Comment 478 for bug 1690085

Revision history for this message
In , willemdreyer (willemdreyer-linux-kernel-bugs) wrote :

(In reply to ValdikSS from comment #391)
> These lockups are probably not related to this bug. I've updated by Intel
> Sandy Bridge laptop to 4.17.5 from Fedora 28 repository and now I have
> random CPU lockups, too.
> 4.17.3 worked fine.

Please take a look at this report, it matches your description https://bugzilla.redhat.com/show_bug.cgi?id=1598989 The user that reported it also has an Intel CPU (Acer Aspire V3-771 from his attached screenshot). I have experienced this issue once on one of my Ryzen systems running 4.17.6, could it be an unrelated problem? Another one https://bugzilla.redhat.com/show_bug.cgi?id=1598462

With regards to the original Ryzen Random Soft Lockup issue: I am witnessing it on every kernel that I have tested so far, ranging from kernel 4.10 through to 4.17.6. The frequency of the Ryzen soft lockup has increased since kernel >= 4.15 in my experience. It could just be a random effect as I am unaware of the cause of this problem.

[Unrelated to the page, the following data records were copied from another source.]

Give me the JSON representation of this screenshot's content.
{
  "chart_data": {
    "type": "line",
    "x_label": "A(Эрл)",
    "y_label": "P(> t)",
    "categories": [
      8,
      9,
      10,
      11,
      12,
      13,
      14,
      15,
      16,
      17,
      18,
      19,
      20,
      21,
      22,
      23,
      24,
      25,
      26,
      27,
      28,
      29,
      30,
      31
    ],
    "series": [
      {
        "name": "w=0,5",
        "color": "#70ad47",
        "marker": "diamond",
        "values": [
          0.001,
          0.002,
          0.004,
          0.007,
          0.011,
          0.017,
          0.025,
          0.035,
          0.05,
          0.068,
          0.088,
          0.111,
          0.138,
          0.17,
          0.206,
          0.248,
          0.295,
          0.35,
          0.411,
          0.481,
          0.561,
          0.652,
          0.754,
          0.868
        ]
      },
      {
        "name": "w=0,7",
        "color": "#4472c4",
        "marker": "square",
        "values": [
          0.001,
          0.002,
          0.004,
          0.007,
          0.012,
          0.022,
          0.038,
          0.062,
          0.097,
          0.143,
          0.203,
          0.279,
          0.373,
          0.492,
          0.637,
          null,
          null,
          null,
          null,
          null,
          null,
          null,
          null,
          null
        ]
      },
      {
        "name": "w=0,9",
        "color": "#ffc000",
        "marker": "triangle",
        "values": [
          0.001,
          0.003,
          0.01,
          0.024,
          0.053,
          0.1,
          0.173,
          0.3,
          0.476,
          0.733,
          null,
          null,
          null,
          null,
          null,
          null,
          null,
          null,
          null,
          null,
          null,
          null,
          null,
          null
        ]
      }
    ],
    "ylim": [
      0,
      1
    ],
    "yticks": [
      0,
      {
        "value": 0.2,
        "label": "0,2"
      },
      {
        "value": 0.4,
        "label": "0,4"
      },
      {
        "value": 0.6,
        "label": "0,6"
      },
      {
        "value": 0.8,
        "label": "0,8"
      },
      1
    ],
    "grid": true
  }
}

I am running my machines at stock clocks and have the latest stable BIOS updates install as of today on a Ryzen 1700 w/ MSI PRIME X370-PRO, Ryzen 1800X w/ ASRock Fatal1ty X370 Professional Gaming, and finally my personal desktop Ryzen 1800X w/ X470 Taichi Ultimate w/ Seasonic 1000W Platinum PSU (Haswell ready). All of my CPUs are running microcode patch level 0x8001137

I can't find any correlation in workload, the issue occurs on web servers, VFIO gaming, even live USB sessions. I used the following (try) to provide insight.
journalctl -t kernel --no-pager | grep "soft lockup" | awk -F"!" '{print $2}' | sort -u
 [Compositor:4167]
 [kworker/10:1:18249]
 [kworker/1:3:418]
 [libvirtd:1226]
 [systemd:1]
 [Web Content:3505]

I have attempted CPU pinning, disabling ASLR completely. I have also tried isolating workloads in virtual machines that do not cross CCX units with hugepages (THP off). I am not an expert in knowledge of CCX, NUMA, Infinity Fabric, etc... I could have made a mistake in my test. That said, I am currently testing the "idle=nomwait" parameter in hope of getting better results, who knows perhaps even a stable system.